I looked out the big glass window at the end of the hallway near my classroom as I listened to my Dad. I did not even pause to think of how I might manage to do this without any music or practice time. I immediately said, “Yes”.
I had only one real concern. Being such a cry baby, I worried I might not have the composure to sing. However, as the funeral began the following day, I knew I had to steel myself not to cry. It was important to me to sing the song as best I could. I began practicing my usual trick, driving my fingernails into the palm of my hand. For some reason, inflicting a little pain by pinching myself helps stave off my tears when I need to. It’s strange, I know, but it worked.
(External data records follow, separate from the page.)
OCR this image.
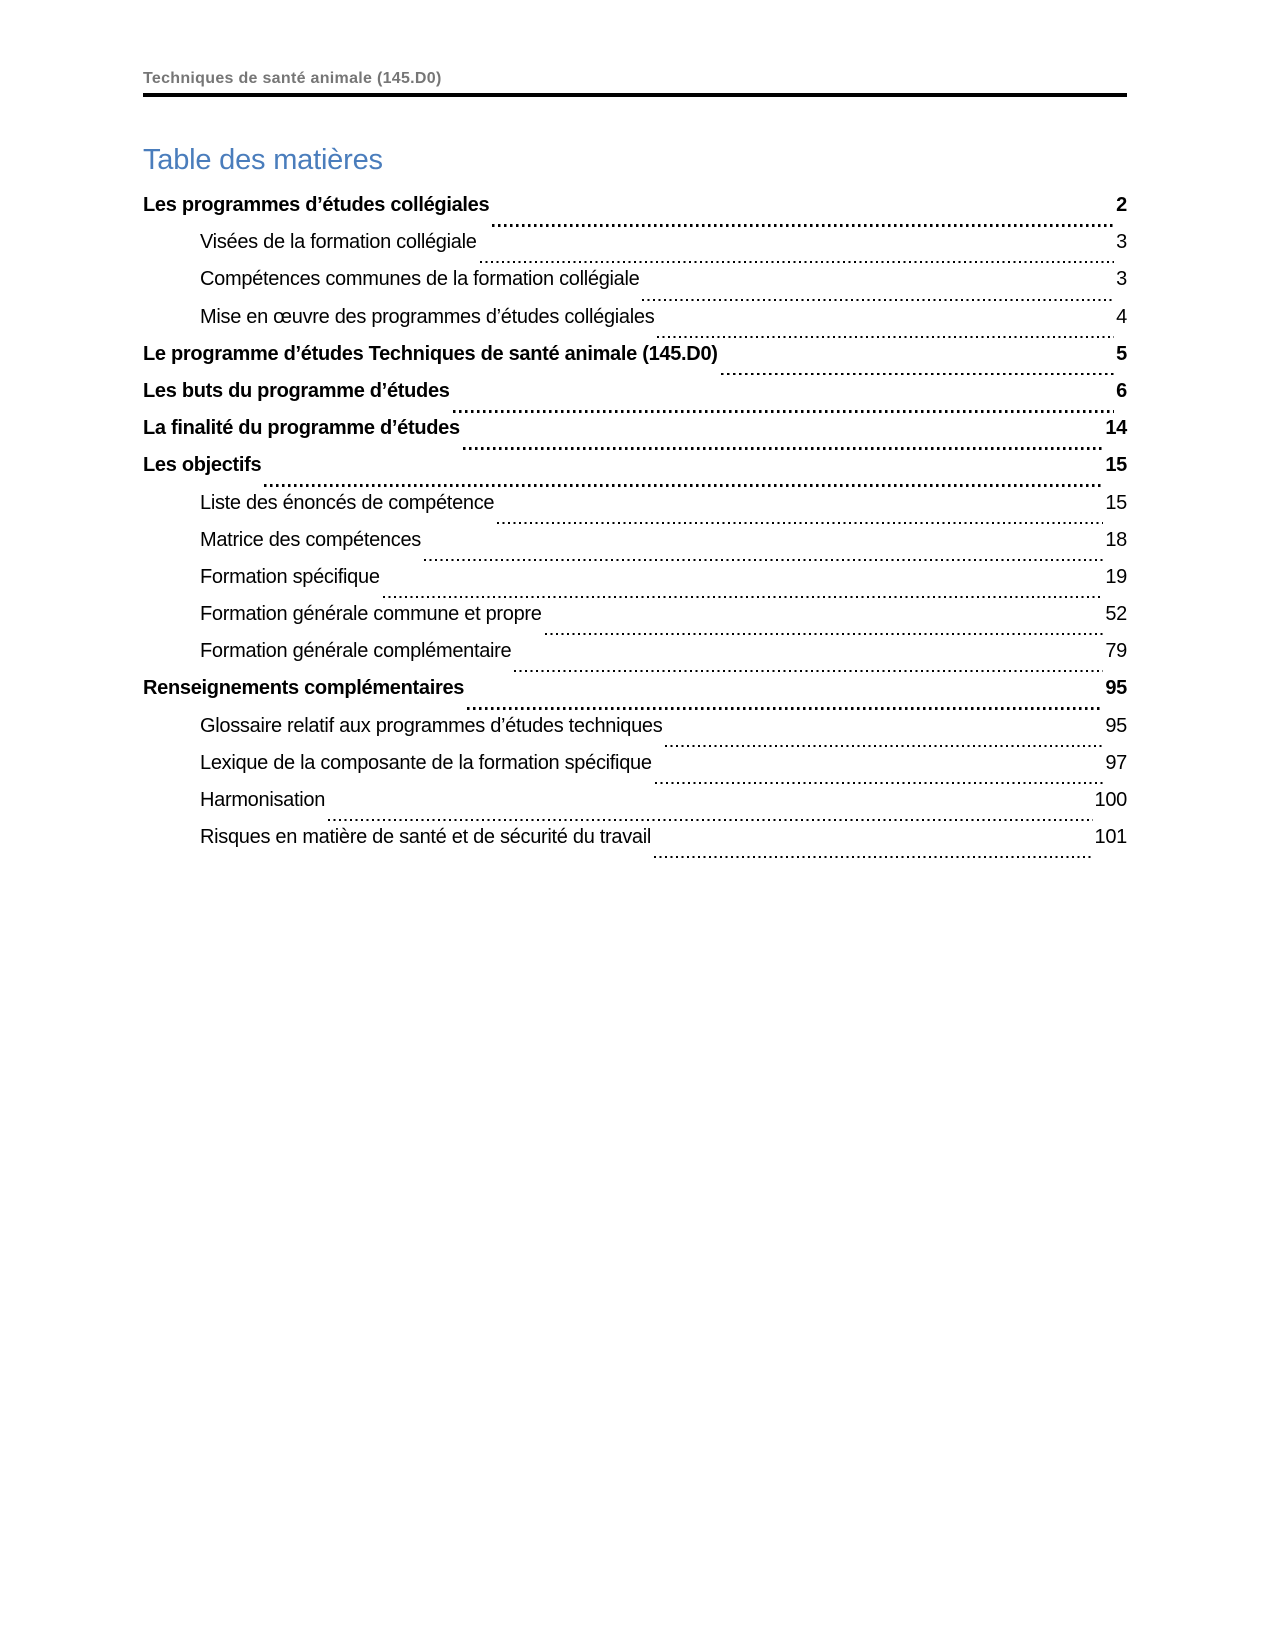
Techniques de santé animale (145.D0)
Table des matières
Les programmes d’études collégiales	2
Visées de la formation collégiale	3
Compétences communes de la formation collégiale	3
Mise en œuvre des programmes d’études collégiales	4
Le programme d’études Techniques de santé animale (145.D0)	5
Les buts du programme d’études	6
La finalité du programme d’études	14
Les objectifs	15
Liste des énoncés de compétence	15
Matrice des compétences	18
Formation spécifique	19
Formation générale commune et propre	52
Formation générale complémentaire	79
Renseignements complémentaires	95
Glossaire relatif aux programmes d’études techniques	95
Lexique de la composante de la formation spécifique	97
Harmonisation	100
Risques en matière de santé et de sécurité du travail	101
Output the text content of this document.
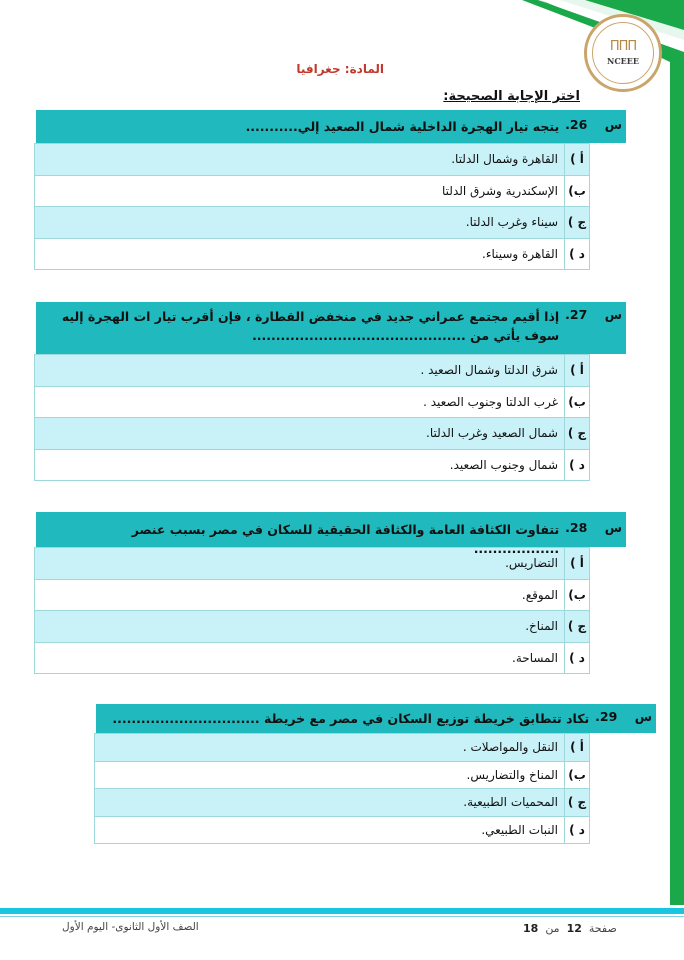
ΠΠΠ
NCEEE
المادة: جغرافيا
اختر الإجابة الصحيحة:
س    26.
يتجه تيار الهجرة الداخلية شمال الصعيد إلي...........
أ )
القاهرة وشمال الدلتا.
ب)
الإسكندرية وشرق الدلتا
ج )
سيناء وغرب الدلتا.
د )
القاهرة وسيناء.
س    27.
إذا أقيم مجتمع عمراني جديد في منخفض القطارة ، فإن أقرب تيار ات الهجرة إليه سوف يأتي من .............................................
أ )
شرق الدلتا وشمال الصعيد .
ب)
غرب الدلتا وجنوب الصعيد .
ج )
شمال الصعيد وغرب الدلتا.
د )
شمال وجنوب الصعيد.
س    28.
تتفاوت الكثافة العامة والكثافة الحقيقية للسكان في مصر بسبب عنصر ..................
أ )
التضاريس.
ب)
الموقع.
ج )
المناخ.
د )
المساحة.
س    29.
تكاد تتطابق خريطة توزيع السكان في مصر مع خريطة ...............................
أ )
النقل والمواصلات .
ب)
المناخ والتضاريس.
ج )
المحميات الطبيعية.
د )
النبات الطبيعي.
صفحة  12  من  18
الصف الأول الثانوى- اليوم الأول
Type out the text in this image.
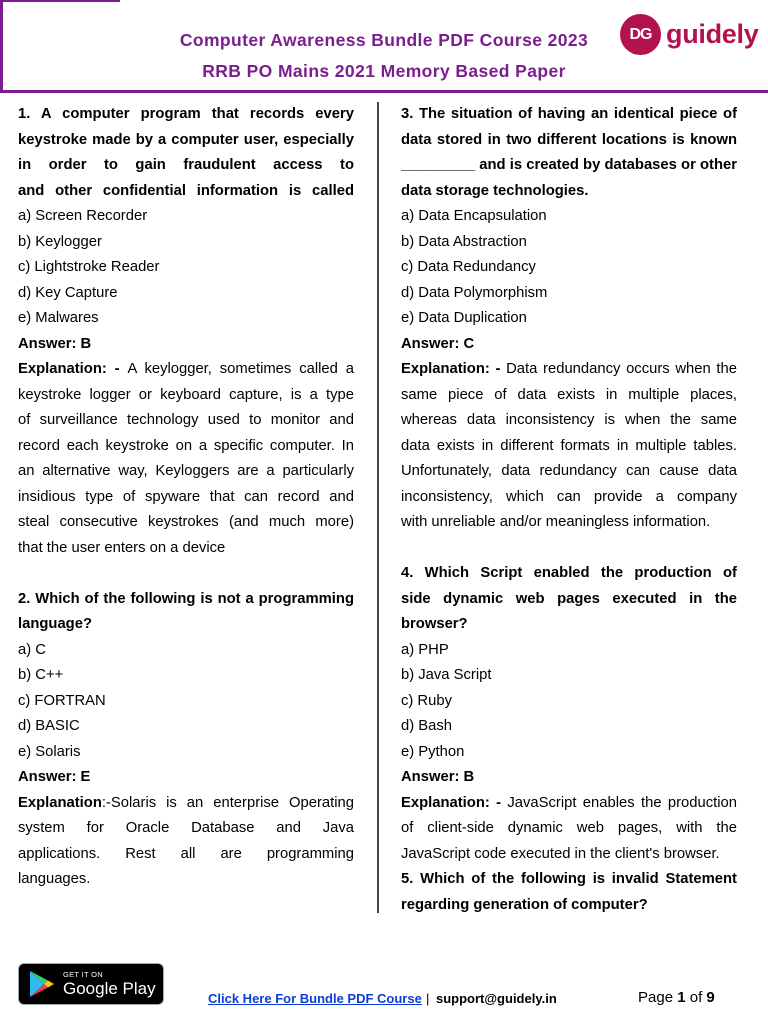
Computer Awareness Bundle PDF Course 2023
RRB PO Mains 2021 Memory Based Paper
DG guidely
1. A computer program that records every
keystroke made by a computer user, especially
in order to gain fraudulent access to
and other confidential information is called
a) Screen Recorder
b) Keylogger
c) Lightstroke Reader
d) Key Capture
e) Malwares
Answer: B
Explanation: - A keylogger, sometimes called a
keystroke logger or keyboard capture, is a type
of surveillance technology used to monitor and
record each keystroke on a specific computer. In
an alternative way, Keyloggers are a particularly
insidious type of spyware that can record and
steal consecutive keystrokes (and much more)
that the user enters on a device
2. Which of the following is not a programming
language?
a) C
b) C++
c) FORTRAN
d) BASIC
e) Solaris
Answer: E
Explanation:-Solaris is an enterprise Operating
system for Oracle Database and Java
applications. Rest all are programming
languages.
3. The situation of having an identical piece of
data stored in two different locations is known
_________ and is created by databases or other
data storage technologies.
a) Data Encapsulation
b) Data Abstraction
c) Data Redundancy
d) Data Polymorphism
e) Data Duplication
Answer: C
Explanation: - Data redundancy occurs when the
same piece of data exists in multiple places,
whereas data inconsistency is when the same
data exists in different formats in multiple tables.
Unfortunately, data redundancy can cause data
inconsistency, which can provide a company
with unreliable and/or meaningless information.
4. Which Script enabled the production of
side dynamic web pages executed in the
browser?
a) PHP
b) Java Script
c) Ruby
d) Bash
e) Python
Answer: B
Explanation: - JavaScript enables the production
of client-side dynamic web pages, with the
JavaScript code executed in the client's browser.
5. Which of the following is invalid Statement
regarding generation of computer?
GET IT ON
Google Play
Click Here For Bundle PDF Course | support@guidely.in	Page 1 of 9
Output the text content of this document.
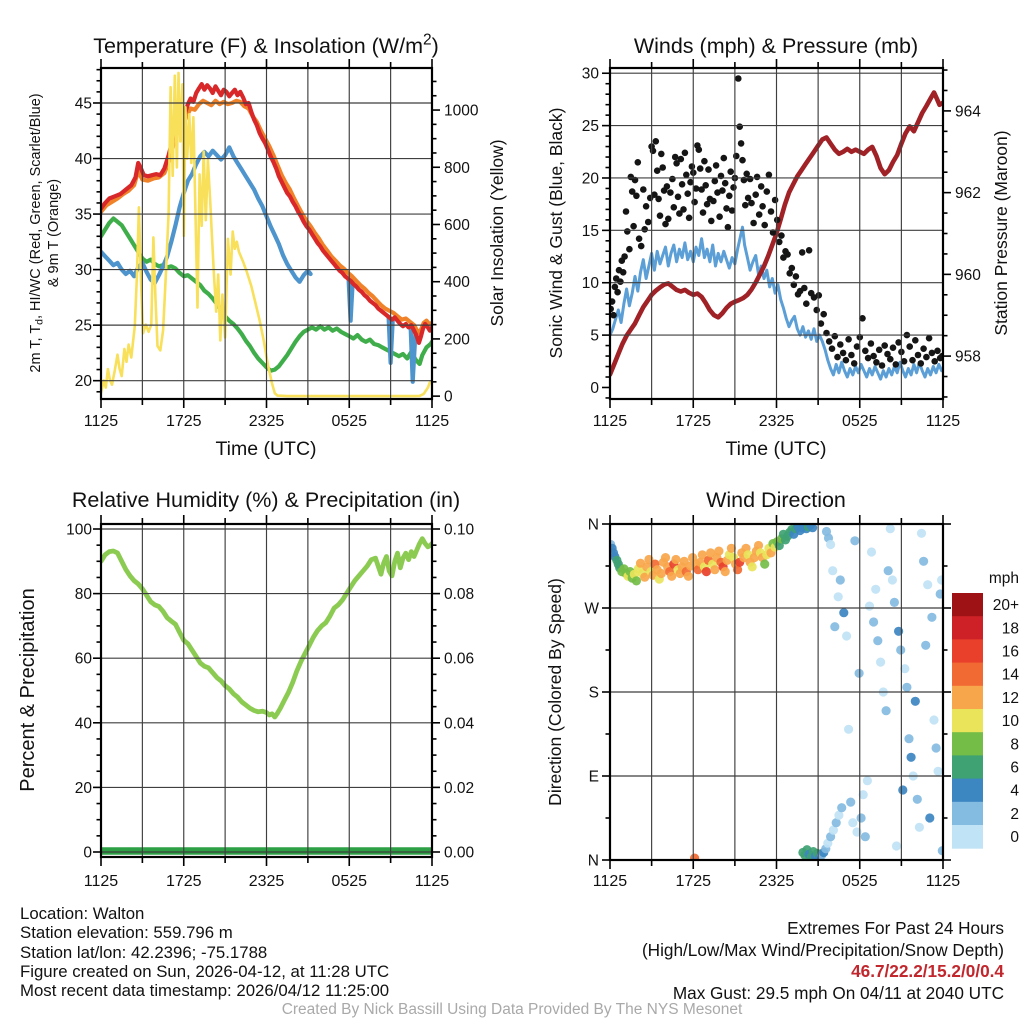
1125	1725	2325	0525	1125
Time (UTC)
20
25
30
35
40
45
0
200
400
600
800
1000
2m T, Td, HI/WC (Red, Green, Scarlet/Blue) & 9m T (Orange)	Solar Insolation (Yellow)
Temperature (F) & Insolation $(W/m^2)$
1125	1725	2325	0525	1125
Time (UTC)
0
5
10
15
20
25
30
958
960
962
964
Sonic Wind & Gust (Blue, Black)	Station Pressure (Maroon)
Winds (mph) & Pressure (mb)
1125	1725	2325	0525	1125
0
20
40
60
80
100
0.00
0.02
0.04
0.06
0.08
0.10
Percent & Precipitation
Relative Humidity (%) & Precipitation (in)
1125	1725	2325	0525	1125
N
W
S
E
N
Direction (Colored By Speed)
Wind Direction
mph
20+
18
16
14
12
10
8
6
4
2
0
Location: Walton
Station elevation: 559.796 m
Station lat/lon: 42.2396; -75.1788
Figure created on Sun, 2026-04-12, at 11:28 UTC
Most recent data timestamp: 2026/04/12 11:25:00
Extremes For Past 24 Hours
(High/Low/Max Wind/Precipitation/Snow Depth)
46.7/22.2/15.2/0/0.4
Max Gust: 29.5 mph On 04/11 at 2040 UTC
Created By Nick Bassill Using Data Provided By The NYS Mesonet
I got myself through the classic hymn and sat back down next to my parents.
At the funeral reception Pauline’s son Patrick shared with us all a miraculous story of how the Funeral Mass of Christian Burial had come together despite an initial lack of a priest to do the service--a ray of sunshine had directed Pauline’s grand-daughter to find an available priest several towns away. The grand-daughter had answered the call and had found her grandmother a priest for her funeral. I also learned that Pauline had planned out the details of her funeral many years ago, writing her eloquent obituary 10 years earlier. She had also personally requested the songs sung at Mass including Ave Maria. Ordinarily a local cantor at the church would have done the honors, however that lady was out of town this week. The guitarist told me the cantor’s daughters could not do the difficult song, and that upon hearing that I’d agreed to sing they remarked it had been a blessing. “It was meant to be”, the two daughters told me later.
It was a great blessing and honor for me to have been asked to sing today. As I was thanked in numerous hugs from each of Pauline’s children, and as I felt my parents' pride, I thought to myself only one thing. I am so happy I answered the call.